地方での大学生活ではそれなりに恋愛もして一通りの経験はしていたが、卒業時に特定の彼氏がいなかった雅美は、東京での新しい出会いにほのかな期待を抱いていた。

そして雅美はすでに出会っていた。しかしその出会いは雅美自身が知るところではなく、雅美の若い肉体を痴情地獄に突き落とすオカルトチックなものだった。


カワイイな…、好みだ、…。
にこやかに窓辺で佇む雅美を上から眺める視線があった。霊感のない雅美はその存在に全く気付いてないが彼はこのアパートに取り憑いた霊だった。アパートに不動産屋と来た雅美を一目見て、彼は恋に落ちてしまった。

この幽霊は生前、松本潤治という名の大学生だった。前世紀バブル景気がまだバブルと呼ばれてない頃、このアパートに住んでいた。

潤治はバブルに浮かれた東京の大学生らしくナンパな学生生活を過ごした。3年になってからつきあいはじめた女性は1年下で某有名女子大の学生で、当時のファッションを着こなしたオシャレな女の子だった。

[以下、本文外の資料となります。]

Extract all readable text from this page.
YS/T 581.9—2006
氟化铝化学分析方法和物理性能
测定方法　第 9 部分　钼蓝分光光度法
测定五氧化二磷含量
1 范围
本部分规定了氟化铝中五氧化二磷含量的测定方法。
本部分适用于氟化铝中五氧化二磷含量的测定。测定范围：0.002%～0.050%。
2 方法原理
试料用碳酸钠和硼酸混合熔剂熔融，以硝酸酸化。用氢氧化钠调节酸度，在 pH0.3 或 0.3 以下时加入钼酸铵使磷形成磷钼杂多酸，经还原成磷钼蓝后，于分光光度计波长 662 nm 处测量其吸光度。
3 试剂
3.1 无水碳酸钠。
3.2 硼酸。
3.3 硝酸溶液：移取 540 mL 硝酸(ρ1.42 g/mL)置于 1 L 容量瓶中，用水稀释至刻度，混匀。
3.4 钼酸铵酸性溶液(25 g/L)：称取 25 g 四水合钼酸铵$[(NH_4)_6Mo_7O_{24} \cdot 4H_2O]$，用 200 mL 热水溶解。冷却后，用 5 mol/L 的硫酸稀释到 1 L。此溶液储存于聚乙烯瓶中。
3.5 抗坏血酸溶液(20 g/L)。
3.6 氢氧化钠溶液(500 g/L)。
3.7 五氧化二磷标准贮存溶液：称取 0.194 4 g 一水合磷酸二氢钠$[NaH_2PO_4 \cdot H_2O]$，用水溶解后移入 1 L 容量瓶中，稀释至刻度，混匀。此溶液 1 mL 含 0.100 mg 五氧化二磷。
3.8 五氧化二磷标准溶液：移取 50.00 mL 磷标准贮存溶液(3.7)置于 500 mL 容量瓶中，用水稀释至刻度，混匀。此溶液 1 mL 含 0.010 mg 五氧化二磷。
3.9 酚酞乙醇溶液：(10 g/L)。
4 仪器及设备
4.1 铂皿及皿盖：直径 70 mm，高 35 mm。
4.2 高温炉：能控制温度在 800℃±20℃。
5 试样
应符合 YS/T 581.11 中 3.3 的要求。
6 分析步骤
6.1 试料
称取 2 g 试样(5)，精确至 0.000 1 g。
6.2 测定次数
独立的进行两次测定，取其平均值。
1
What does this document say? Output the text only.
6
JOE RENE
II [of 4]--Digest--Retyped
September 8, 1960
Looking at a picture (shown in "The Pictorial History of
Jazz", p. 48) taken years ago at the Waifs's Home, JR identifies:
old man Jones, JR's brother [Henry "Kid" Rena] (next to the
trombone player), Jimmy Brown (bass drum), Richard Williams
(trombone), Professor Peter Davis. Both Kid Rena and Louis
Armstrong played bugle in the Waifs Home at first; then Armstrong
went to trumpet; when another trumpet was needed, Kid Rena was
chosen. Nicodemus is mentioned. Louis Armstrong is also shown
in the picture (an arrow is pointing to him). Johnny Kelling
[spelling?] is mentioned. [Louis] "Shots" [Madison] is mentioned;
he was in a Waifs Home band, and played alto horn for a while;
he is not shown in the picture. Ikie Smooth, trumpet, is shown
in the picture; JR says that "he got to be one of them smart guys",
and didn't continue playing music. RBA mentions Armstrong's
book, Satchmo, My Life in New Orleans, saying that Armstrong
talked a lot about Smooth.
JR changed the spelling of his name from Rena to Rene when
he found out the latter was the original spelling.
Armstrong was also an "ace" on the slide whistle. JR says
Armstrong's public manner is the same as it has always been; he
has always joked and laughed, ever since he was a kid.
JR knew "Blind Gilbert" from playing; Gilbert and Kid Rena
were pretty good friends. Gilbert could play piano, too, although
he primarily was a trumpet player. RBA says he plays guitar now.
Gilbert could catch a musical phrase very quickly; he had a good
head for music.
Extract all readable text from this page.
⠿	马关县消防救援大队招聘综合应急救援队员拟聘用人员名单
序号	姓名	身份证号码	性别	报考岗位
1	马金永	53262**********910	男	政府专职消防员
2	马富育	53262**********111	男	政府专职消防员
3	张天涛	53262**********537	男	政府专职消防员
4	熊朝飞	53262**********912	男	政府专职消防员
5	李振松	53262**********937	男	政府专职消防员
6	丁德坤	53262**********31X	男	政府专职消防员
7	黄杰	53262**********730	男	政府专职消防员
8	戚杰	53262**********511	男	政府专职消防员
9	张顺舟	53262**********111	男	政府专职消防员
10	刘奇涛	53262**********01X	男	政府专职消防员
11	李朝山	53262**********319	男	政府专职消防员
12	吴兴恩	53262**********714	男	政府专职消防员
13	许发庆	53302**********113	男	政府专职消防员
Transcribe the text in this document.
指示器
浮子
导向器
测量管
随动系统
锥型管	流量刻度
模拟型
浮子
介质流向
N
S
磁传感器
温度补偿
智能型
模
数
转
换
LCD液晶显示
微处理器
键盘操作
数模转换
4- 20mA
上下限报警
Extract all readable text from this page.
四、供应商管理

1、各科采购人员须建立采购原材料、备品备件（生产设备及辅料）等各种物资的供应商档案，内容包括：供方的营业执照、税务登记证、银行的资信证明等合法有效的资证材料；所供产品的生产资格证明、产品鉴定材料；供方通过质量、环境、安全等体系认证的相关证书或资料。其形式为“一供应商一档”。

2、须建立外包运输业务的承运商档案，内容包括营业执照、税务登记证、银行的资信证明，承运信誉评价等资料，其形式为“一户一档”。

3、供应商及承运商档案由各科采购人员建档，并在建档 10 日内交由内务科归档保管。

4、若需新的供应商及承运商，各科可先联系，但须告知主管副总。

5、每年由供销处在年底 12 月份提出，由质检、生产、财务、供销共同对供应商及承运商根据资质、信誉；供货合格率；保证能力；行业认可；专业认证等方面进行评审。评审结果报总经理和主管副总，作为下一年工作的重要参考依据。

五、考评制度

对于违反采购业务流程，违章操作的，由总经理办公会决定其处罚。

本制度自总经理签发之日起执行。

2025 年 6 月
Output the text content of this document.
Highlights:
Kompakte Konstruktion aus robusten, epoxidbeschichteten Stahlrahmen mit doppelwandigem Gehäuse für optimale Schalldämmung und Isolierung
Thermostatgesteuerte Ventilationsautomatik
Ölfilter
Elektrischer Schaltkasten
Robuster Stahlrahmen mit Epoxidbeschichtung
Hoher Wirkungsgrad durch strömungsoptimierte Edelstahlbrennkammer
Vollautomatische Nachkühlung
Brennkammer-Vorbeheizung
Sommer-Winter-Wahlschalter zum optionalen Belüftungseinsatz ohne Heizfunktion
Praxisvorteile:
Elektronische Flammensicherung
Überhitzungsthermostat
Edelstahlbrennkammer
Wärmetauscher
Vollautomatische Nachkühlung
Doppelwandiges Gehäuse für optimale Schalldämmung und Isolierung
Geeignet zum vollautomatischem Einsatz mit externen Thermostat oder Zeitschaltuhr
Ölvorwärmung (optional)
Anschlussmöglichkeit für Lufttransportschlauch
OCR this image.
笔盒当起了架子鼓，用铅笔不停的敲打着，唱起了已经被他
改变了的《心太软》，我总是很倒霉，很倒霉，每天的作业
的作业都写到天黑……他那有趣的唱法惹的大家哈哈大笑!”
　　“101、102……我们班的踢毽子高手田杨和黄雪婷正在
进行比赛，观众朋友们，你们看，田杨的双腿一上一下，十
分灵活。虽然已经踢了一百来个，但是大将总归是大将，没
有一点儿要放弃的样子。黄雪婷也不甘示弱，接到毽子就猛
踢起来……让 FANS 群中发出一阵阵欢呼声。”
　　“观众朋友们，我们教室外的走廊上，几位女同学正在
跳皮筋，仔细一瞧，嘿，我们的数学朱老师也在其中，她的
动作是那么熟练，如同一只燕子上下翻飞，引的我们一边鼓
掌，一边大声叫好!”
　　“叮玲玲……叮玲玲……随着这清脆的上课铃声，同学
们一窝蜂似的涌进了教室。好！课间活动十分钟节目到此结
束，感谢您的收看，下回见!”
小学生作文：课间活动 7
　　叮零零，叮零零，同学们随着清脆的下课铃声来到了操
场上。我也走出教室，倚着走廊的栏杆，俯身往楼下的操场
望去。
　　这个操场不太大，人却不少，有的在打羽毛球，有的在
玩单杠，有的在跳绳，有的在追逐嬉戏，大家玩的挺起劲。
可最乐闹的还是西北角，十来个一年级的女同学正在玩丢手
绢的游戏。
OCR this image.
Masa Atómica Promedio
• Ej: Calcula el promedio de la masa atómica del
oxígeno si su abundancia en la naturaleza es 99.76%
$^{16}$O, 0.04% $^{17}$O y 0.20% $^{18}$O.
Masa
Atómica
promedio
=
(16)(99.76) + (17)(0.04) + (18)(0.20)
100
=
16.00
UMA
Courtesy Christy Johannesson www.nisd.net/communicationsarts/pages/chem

潤治は彼女にベタ惚れで将来の伴侶にと思っていた。4年生になった潤治はバブルの恩恵を受けて就職活動でたいした苦労をすることもなく、それなりの会社に就職が決まった。バイトで貯めたお金で一流レストランを予約して、彼女に結婚の意思を伝えた。

彼女の答えはまだ遊びたいから結婚しない、だった。彼女はバブル期の典型的なタカピー女だった。二流大学に在籍して特に目立った所もない潤治とはハナから遊びのつもりだった。

丙午で受験生が大幅に減った年に大学受験してすんなり合格した潤治は、コレまでの人生で特に苦労することなく安穏と生きてきた。彼女にフラれたのが人生初の挫折だった。

彼女に拒絶された潤治はうちひしがれてアパートに帰ってきた。しばらくぼんやり座っていた彼は死のうと思いたつとためらうことなく首を吊ってしまった。意識が戻ったとき、彼のカラダはすでに火葬された後で潤治は霊魂として現世をさまようことになった。

それから約20年、潤治は幽霊としてこのアパートで様々な住人を見てきた。若い女性が入居してきたことが何度かあるが、幽霊になっても浮かれた性格の直らない潤治がふざけてオイタすると、気味悪がってすぐに引っ越してしまった。

このアパートにオカルトチックな因縁があることなど全く知らずに入居してしまった雅美には、スケベ根性を燃やした潤治の霊魂にエッチなイタズラをされる運命が待っていた。